Ressources humaines - Personnel

 

Sur le plan juridique, le conseil d’administration est l’employeur du personnel. À ce titre, il est responsable des conditions de travail qui règnent au sein de l'organisation. Dans beaucoup d'organismes, seul le cadre dirigeant, habituellement le directeur général, relève directement du conseil. Le conseil a les responsabilités suivantes :

  • Engager le cadre dirigeant
  • Lui donner les orientations à suivre, surtout au moyen de politiques, comme une politique de gestion des ressources humaines et autres
  • Évaluer son rendement

Voici quelques exemples des aspects dont peut traiter une politique de gestion des ressources humaines : 

-      Processus de recrutement et d’engagement juste et transparent

 

-      Administration des salaires et des avantages sociaux, règles concernant les griefs et autres, conformément aux lois applicables ou aux principes suivis par d’autres organismes du même domaine

-      Descriptions de travail, mécanismes d’orientation, de formation et d’évaluation du rendement à l’intention du personnel

-      Règles de conformité aux pratiques en matière d’emploi et de sécurité au travail (municipales, provinciales et fédérales)

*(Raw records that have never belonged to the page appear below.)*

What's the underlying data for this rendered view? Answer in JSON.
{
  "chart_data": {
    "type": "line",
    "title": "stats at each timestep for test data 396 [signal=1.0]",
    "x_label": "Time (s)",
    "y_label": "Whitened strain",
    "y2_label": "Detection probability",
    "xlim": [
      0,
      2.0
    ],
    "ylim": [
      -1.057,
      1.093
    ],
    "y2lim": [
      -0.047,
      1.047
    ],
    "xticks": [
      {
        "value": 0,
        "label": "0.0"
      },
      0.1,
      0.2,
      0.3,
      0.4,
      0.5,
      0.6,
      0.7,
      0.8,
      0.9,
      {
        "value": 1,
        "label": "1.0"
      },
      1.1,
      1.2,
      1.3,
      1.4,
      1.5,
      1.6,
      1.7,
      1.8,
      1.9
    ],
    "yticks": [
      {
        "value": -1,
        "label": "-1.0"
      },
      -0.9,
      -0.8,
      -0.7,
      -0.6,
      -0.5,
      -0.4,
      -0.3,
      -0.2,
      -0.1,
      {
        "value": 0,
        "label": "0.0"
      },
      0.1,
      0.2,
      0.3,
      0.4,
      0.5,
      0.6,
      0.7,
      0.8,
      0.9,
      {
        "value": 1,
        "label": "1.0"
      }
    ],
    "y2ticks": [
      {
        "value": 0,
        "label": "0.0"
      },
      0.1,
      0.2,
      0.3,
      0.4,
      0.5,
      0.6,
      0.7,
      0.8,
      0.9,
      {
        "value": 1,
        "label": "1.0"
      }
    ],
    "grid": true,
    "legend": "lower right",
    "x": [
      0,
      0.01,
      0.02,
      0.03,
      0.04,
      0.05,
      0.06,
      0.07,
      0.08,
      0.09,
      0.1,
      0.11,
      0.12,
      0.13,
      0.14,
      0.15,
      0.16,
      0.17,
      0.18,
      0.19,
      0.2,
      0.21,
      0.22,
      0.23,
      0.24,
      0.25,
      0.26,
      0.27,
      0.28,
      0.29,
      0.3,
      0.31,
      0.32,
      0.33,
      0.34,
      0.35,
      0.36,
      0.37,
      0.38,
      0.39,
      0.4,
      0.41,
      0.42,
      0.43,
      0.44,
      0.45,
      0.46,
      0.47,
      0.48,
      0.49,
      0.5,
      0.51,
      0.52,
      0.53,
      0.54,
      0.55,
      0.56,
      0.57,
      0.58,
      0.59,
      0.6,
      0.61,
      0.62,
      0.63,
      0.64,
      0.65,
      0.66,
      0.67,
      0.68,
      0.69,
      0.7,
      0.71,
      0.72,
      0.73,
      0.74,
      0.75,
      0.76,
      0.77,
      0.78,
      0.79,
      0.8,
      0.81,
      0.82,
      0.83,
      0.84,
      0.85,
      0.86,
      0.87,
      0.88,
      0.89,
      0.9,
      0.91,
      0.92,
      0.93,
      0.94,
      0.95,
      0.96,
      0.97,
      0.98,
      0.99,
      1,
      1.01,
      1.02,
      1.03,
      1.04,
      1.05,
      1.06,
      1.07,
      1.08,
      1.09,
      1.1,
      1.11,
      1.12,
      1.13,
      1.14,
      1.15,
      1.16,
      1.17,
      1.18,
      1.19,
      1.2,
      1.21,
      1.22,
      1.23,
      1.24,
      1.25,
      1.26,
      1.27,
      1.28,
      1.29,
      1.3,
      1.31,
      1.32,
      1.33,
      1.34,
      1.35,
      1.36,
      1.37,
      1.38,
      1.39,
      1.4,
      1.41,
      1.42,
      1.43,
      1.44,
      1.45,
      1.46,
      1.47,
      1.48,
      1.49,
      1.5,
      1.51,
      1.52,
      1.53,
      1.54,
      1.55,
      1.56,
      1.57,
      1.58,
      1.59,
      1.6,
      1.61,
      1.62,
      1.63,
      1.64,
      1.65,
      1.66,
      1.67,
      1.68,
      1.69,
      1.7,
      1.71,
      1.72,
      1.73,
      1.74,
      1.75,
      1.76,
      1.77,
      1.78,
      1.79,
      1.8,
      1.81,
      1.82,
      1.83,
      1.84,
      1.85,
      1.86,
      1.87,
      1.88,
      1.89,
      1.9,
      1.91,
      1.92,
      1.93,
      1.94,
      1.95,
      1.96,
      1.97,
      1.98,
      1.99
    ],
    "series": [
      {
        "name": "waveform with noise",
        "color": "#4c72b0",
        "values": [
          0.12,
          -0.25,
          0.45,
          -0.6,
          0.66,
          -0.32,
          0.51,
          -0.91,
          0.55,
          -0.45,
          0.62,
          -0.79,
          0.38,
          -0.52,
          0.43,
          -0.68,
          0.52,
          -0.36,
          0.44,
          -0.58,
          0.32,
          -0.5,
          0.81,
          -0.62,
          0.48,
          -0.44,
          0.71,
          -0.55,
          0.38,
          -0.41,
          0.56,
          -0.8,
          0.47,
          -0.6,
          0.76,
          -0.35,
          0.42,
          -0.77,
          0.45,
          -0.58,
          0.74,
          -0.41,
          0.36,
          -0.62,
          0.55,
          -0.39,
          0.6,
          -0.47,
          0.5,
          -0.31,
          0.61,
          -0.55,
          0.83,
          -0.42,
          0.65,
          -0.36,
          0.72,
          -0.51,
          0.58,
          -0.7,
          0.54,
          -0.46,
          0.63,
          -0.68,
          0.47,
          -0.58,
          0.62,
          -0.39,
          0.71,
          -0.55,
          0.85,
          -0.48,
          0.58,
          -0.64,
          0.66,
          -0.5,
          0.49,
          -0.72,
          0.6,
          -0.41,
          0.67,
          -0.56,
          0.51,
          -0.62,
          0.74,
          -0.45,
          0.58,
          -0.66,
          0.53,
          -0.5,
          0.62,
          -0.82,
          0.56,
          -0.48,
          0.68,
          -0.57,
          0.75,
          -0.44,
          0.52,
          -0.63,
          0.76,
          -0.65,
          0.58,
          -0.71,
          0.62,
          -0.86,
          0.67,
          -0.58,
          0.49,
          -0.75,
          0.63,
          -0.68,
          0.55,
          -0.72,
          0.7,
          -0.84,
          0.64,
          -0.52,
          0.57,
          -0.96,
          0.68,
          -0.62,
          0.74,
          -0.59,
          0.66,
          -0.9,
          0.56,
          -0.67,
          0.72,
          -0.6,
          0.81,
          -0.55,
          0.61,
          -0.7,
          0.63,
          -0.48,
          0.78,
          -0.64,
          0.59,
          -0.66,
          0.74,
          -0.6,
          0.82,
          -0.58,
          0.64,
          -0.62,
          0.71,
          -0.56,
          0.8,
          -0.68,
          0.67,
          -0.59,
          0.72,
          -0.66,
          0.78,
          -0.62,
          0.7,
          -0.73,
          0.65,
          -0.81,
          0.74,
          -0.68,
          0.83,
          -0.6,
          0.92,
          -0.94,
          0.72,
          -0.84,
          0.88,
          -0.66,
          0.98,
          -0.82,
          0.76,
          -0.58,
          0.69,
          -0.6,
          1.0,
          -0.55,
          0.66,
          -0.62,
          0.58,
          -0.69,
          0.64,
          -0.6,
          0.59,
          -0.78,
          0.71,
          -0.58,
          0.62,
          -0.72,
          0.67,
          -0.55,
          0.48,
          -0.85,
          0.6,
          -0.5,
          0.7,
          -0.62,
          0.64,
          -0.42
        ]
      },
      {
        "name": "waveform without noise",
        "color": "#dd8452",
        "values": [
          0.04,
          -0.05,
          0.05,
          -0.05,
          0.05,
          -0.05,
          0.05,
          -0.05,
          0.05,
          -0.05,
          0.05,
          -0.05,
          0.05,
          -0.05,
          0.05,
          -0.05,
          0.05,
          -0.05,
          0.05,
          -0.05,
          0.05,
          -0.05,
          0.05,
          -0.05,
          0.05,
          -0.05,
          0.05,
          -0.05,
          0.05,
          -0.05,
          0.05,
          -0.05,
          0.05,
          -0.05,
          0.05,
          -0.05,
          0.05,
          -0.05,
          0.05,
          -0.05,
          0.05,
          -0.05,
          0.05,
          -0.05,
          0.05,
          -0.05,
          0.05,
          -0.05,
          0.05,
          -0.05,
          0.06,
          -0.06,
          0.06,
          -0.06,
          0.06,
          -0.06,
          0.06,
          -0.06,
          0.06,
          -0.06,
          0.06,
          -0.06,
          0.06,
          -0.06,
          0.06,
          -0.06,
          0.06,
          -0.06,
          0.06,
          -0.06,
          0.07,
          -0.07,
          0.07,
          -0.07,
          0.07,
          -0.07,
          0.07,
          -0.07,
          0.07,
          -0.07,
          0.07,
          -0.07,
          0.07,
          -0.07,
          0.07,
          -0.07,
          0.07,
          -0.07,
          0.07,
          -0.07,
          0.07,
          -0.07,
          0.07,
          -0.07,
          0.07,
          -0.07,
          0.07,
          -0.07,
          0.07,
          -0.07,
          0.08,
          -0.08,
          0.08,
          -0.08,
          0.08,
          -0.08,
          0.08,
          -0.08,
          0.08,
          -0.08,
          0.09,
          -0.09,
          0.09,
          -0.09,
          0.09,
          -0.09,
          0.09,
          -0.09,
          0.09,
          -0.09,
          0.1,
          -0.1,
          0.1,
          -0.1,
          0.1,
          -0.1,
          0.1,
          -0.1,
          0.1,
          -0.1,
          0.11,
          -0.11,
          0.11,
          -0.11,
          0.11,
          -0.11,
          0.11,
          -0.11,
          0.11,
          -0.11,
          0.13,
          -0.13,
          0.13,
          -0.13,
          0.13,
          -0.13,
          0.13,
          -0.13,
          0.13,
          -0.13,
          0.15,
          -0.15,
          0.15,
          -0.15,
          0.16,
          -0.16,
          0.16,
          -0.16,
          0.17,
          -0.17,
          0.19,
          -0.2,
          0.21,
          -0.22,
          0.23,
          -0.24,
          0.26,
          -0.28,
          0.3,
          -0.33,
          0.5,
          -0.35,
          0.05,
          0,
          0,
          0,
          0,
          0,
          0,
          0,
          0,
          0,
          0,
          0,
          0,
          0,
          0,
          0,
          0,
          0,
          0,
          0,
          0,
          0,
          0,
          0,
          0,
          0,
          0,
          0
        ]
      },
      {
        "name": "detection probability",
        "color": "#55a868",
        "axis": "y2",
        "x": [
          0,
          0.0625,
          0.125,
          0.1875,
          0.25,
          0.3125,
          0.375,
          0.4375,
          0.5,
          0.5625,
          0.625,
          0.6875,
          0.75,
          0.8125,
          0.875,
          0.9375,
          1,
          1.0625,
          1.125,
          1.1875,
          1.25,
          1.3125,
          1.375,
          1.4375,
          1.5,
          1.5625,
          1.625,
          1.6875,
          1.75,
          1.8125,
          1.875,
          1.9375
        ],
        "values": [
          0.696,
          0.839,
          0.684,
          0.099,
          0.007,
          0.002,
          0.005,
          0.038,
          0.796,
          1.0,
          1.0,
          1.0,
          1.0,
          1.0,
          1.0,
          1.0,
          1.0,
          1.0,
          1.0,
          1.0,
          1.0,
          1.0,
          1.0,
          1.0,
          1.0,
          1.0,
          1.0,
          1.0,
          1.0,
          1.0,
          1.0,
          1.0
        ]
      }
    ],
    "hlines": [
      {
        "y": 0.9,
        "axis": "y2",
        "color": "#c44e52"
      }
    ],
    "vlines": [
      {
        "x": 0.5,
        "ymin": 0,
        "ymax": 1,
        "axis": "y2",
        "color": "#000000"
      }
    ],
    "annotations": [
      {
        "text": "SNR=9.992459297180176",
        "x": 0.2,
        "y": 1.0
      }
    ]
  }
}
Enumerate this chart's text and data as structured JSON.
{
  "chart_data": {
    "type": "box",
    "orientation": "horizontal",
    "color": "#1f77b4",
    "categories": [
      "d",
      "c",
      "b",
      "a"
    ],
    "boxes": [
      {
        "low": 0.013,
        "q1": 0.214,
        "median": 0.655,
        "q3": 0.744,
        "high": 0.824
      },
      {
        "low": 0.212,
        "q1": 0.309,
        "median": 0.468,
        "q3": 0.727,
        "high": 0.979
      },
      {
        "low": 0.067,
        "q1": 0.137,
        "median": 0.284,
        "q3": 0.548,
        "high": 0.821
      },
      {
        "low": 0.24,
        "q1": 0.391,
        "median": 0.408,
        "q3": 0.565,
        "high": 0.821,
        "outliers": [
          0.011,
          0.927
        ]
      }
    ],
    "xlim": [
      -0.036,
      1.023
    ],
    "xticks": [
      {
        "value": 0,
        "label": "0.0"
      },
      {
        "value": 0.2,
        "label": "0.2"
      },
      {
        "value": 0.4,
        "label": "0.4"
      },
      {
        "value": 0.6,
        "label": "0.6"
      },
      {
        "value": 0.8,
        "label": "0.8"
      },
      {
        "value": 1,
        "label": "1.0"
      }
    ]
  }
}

-      Sélection des bénévoles en fonction du niveau de risque qui est associé aux fonctions à occuper

-      Adoption du Code canadien du bénévolat, élaboré par Bénévoles Canada

-    Mécanismes de supervision pertinents et de reconnaissance des bénévoles

Pour consulter des exemples de politiques de gestion des ressources humaines portant sur divers sujets, prière de cliquer sur le lien suivant : http://www.hrcouncil.ca/info-rh/politiques-apercu.cfm

 

 

Ressources humaines - Conseil d’administration

 

Il incombe également au conseil de veiller à ce que ses membres aient les compétences, le profil et le dynamisme voulus. Habituellement, le comité de mise en candidature est chargé de recruter les personnes qui seront les plus aptes à servir l'organisation. Pour ce faire, il se tient au courant en permanence des besoins du conseil. 

Relations entre le conseil et le personnel

Les relations de travail entre les membres du conseil et ceux du personnel peuvent soit améliorer ou limiter le rendement de chacun. D'une part, un conseil qui a des exigences irréalistes ou rigoureuses limite l'habileté du personnel à accomplir ses fonctions habituelles. D'autre part, un personnel qui ne fournit pas au conseil l'information suffisante concernant le fonctionnement de l'organisation peut limiter les capacités du conseil d'accomplir son travail efficacement.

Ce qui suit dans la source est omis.